Queste le mie note di copertina, allegate al disco.

THE TURGID MIASMA OF EXISTENCE: THE CELIBATE RIFLES AT THEIR BEST

“The Turgid Miasma of Existence”, the third Celibate Rifles album, is probably the highest point of their career. It was released in June 1986 after a handful of singles and two albums ("Sideroxylon" and "The Celibate Rifles" aka "Five Languages") which highlighted the band extraordinary creative force in the previous years.
After some adjustments in the line-up, for "Miasma" the Rifles are: Damien Lovelock on vocals, the twin-guitar attack of Kent Steedman and Dave Morris, and the rhythm section comprised by Phil Jacquet on drums and Mike Couvret on bass with the latter particularly involved in the writing process too, alongside Steedman and Lovelock. 

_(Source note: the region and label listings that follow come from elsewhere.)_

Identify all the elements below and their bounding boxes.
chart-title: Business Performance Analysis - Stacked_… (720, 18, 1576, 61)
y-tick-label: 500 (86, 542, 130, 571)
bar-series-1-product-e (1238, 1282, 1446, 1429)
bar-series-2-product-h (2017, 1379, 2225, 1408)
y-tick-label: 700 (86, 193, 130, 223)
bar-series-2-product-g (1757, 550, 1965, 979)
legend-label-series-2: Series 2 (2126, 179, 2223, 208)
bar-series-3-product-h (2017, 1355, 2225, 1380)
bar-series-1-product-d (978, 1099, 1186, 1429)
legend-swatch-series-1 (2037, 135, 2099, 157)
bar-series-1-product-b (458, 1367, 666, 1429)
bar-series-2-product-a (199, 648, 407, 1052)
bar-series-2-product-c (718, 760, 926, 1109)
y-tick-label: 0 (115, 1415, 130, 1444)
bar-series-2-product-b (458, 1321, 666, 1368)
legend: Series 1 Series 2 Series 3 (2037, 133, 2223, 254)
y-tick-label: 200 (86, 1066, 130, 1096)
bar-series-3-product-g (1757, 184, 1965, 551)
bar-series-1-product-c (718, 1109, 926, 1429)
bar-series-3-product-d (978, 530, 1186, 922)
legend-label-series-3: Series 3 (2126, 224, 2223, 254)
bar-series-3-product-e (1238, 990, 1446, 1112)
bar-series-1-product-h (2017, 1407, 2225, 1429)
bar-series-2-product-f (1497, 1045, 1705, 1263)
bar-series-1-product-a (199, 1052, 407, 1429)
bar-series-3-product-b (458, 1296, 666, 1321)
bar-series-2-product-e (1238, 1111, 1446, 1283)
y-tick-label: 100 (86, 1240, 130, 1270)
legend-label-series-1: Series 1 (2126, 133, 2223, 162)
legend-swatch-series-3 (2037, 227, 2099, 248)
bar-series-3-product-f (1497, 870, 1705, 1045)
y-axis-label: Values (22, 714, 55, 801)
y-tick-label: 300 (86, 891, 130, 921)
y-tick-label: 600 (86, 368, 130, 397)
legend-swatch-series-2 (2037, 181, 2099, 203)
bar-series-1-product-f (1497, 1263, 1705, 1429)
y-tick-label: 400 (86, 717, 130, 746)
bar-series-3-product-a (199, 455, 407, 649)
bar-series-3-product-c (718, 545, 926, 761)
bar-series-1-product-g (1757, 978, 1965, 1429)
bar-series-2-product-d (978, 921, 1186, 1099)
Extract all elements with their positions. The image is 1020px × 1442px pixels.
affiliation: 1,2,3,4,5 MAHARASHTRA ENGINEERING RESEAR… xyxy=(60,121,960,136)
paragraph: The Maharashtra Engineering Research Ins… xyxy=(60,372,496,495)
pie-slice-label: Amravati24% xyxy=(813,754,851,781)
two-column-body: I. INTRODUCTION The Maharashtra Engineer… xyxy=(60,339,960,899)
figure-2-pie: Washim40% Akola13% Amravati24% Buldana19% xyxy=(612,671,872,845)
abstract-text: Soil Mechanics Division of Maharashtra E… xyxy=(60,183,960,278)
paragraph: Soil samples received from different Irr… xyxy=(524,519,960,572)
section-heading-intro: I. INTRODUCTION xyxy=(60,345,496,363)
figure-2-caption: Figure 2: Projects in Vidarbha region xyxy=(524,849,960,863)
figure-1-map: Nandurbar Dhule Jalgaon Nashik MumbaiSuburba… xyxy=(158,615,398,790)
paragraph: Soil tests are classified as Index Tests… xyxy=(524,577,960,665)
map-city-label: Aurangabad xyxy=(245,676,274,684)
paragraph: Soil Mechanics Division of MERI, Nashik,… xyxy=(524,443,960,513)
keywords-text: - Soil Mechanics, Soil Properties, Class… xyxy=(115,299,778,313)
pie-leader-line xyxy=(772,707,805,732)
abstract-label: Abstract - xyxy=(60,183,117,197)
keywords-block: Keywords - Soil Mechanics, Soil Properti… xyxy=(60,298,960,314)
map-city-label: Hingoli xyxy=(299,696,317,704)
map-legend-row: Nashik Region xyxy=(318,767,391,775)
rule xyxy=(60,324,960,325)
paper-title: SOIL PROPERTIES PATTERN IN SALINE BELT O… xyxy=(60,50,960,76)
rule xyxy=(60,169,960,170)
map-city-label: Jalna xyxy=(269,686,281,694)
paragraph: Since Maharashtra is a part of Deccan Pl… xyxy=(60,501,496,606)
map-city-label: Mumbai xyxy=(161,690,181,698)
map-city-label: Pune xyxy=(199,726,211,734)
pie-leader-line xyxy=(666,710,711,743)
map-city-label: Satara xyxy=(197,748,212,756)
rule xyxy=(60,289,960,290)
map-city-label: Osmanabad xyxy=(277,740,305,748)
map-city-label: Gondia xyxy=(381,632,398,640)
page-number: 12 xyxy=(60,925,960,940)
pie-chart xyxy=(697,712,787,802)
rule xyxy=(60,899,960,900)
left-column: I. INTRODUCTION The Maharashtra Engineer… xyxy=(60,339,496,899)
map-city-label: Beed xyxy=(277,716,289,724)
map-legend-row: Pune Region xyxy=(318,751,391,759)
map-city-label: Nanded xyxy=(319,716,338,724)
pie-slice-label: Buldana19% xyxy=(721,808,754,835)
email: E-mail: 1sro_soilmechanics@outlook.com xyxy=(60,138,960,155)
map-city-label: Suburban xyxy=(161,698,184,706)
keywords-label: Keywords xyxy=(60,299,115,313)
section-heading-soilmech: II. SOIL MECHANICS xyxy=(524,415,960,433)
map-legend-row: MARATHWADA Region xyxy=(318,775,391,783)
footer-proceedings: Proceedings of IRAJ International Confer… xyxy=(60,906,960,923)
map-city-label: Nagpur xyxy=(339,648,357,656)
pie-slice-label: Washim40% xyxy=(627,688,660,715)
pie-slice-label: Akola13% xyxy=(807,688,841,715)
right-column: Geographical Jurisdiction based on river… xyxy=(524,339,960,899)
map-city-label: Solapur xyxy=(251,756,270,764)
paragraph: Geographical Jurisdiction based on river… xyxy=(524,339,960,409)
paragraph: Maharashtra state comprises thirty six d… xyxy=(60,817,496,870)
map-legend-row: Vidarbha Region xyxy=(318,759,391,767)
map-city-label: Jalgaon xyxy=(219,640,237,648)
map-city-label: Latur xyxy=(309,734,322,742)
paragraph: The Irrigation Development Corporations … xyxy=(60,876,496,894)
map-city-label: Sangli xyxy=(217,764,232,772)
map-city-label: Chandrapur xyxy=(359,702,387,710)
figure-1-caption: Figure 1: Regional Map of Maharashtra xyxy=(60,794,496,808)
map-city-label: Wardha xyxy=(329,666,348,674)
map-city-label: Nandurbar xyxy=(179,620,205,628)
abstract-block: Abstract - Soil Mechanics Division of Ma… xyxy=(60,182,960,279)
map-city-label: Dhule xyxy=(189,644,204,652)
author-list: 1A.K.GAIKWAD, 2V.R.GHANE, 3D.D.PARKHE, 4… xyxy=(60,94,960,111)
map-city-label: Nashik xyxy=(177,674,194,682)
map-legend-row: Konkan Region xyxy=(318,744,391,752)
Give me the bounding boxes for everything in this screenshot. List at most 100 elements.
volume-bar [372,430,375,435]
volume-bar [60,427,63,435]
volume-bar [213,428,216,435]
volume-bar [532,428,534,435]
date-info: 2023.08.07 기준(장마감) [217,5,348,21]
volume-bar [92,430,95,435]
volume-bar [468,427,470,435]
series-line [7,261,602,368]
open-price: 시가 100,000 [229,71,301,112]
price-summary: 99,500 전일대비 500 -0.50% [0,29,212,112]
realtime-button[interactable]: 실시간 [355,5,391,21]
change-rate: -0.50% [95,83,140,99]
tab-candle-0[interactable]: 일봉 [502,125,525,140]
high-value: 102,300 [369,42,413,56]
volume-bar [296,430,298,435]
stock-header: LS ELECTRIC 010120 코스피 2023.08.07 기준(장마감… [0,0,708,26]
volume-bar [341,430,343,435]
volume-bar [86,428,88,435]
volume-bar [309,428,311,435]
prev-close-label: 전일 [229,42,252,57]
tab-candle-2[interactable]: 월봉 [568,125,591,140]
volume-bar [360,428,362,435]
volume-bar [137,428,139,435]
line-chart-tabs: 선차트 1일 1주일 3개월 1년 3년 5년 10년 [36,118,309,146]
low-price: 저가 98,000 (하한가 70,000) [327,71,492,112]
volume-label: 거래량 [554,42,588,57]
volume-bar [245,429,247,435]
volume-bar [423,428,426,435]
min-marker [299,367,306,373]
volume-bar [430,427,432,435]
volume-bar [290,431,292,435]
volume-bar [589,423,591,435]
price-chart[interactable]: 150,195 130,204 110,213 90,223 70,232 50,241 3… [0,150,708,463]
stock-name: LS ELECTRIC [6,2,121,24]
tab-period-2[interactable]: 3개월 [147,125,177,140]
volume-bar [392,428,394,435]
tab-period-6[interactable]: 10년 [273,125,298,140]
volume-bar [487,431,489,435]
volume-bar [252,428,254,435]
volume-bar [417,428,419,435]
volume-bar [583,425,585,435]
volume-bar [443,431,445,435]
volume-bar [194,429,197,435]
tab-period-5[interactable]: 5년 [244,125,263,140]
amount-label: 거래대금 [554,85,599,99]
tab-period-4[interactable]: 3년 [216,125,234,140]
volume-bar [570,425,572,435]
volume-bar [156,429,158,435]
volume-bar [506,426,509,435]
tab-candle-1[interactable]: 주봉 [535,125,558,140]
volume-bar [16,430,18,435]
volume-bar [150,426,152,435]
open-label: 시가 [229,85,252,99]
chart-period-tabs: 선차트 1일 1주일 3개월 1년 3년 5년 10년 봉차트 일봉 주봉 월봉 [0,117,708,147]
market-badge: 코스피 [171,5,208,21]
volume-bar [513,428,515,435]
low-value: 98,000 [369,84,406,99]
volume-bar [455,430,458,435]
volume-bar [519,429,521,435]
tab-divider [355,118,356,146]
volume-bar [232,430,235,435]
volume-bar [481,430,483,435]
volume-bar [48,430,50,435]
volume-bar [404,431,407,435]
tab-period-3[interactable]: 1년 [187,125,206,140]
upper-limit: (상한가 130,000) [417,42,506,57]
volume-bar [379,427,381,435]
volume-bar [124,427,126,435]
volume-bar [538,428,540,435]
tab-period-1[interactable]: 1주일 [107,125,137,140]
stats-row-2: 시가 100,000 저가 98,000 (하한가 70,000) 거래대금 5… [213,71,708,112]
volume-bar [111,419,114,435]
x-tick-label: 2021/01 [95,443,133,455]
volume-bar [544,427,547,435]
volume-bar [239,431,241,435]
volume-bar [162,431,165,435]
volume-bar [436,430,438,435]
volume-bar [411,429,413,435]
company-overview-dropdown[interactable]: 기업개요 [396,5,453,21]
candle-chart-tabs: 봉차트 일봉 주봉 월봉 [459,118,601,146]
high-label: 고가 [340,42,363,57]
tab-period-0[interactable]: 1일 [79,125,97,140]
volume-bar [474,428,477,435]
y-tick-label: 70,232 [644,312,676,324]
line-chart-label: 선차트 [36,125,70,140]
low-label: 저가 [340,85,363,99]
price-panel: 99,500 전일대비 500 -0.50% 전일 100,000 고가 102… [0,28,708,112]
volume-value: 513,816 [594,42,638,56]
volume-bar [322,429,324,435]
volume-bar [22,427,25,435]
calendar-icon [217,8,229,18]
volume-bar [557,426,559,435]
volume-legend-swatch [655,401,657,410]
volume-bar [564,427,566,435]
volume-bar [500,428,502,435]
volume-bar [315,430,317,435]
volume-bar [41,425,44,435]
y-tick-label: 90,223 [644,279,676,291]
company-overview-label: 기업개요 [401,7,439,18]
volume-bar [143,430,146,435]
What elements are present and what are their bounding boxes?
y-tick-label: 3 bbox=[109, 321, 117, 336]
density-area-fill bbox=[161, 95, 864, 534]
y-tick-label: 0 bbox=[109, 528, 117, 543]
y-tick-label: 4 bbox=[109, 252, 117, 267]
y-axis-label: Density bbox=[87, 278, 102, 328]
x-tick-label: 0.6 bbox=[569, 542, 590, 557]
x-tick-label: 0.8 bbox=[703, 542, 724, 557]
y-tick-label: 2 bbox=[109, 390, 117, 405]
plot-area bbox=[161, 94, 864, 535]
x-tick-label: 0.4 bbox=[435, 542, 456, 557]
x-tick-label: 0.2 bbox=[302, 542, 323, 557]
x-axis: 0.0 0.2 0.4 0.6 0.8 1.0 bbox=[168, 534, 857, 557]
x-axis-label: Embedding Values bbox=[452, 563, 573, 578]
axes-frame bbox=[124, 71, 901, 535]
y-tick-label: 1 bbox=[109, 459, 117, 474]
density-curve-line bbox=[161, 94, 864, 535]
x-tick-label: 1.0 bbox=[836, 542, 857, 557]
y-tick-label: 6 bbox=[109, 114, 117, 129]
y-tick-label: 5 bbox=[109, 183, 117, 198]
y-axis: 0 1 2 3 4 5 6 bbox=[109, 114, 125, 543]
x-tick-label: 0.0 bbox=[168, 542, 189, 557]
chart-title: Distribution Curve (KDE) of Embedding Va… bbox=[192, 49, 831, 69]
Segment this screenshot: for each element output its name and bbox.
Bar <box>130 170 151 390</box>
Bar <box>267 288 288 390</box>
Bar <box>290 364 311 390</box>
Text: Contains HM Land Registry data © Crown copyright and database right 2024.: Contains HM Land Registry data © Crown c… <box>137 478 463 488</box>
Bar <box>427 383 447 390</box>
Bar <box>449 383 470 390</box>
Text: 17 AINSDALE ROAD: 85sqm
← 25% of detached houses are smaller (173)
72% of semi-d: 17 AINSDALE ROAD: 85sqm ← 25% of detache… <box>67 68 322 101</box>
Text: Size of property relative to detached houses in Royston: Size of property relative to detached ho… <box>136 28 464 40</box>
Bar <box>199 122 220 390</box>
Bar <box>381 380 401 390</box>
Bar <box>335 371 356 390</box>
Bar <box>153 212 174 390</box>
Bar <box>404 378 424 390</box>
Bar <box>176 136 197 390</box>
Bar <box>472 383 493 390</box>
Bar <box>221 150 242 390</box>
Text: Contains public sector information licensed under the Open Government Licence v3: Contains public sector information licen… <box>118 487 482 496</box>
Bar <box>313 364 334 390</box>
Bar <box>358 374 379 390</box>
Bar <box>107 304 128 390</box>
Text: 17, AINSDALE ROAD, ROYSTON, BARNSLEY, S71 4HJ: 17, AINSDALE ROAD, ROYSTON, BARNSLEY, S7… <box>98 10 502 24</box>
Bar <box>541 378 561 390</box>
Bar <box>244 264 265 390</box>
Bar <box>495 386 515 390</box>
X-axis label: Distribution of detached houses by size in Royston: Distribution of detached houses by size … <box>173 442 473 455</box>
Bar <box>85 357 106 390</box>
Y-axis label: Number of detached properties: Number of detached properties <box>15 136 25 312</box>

However, the recordings were not so simple, as Steedman recalls: “We started recording in the Alberts Studios, where a lot of AC/DC and Rose Tattoo albums were made, then there was an issue with the accounts department and our label, so we had to copy the tapes and go to another studio. It became a challenge and it was much more expensive for us as we had to pay to finish it, not the label. So it was more rushed than we wanted. It turned out OK, but could have sounded a lot better”.
We can’t imagine how a record like this could sound better, perfectly balanced as it is between the overwhelming force of punk numbers and more relaxed and psychedelic tunes. The opener Bill Bonney Regrets starts with a guitars/bass sonic assault before turning into some kind of nocturnal poetry with the voices of Damien and Kent reciting rather than singing. The song’s title can be somehow misleading: Bill Bonney is not the legendary outlaw Billy The Kid but a university lecturer with whom Lovelock – it’s Steedman recalling again - "had long conversations which led him to open up to contemplation and to explore different points of view. The song is an early observation of the drudgery of life and expectations, what it can turn into something else”. Other aggressive songs are Conflict of Instinct and Temper Temper Mr. Kemper, the latter based on the story of an American serial killer called Edmund Kemper. The album finds its beauty in the songs diversity, with a slight prevalence for the fast and impactful numbers among which it is impossible not to mention the contagious Sometimes, the gritty bass-fueled Some Kind Of Feeling, and JNS, a tune co-written with their former bass player James Darroch, whom the album is dedicated to: he died in a car accident, at the age of 25, while “Miasma” was being recorded. 
Then - and this is a peculiarity of the Rifles style - the band suddenly moves towards moods and atmospheres playing psychedelic slow numbers such as Sentinel, Glasshouse, the magnificent electro-acoustic ballad No Sign or the closer New Mistakes’ fascinating lysergic trip.
Upon its release “The Turgid Miasma of Existence” received rave reviews including Rolling Stone’s critic David Fricke who wrote: “At a time when most punk outrage is just witless spleen at 90 mph, these Aussie spitfires have fired off a release that shakes with lyric force and experimental valour, not just speed and volume”. It’s a perfect description for a legendary album which, after almost forty years, finally returns to shine on vinyl in all its glory.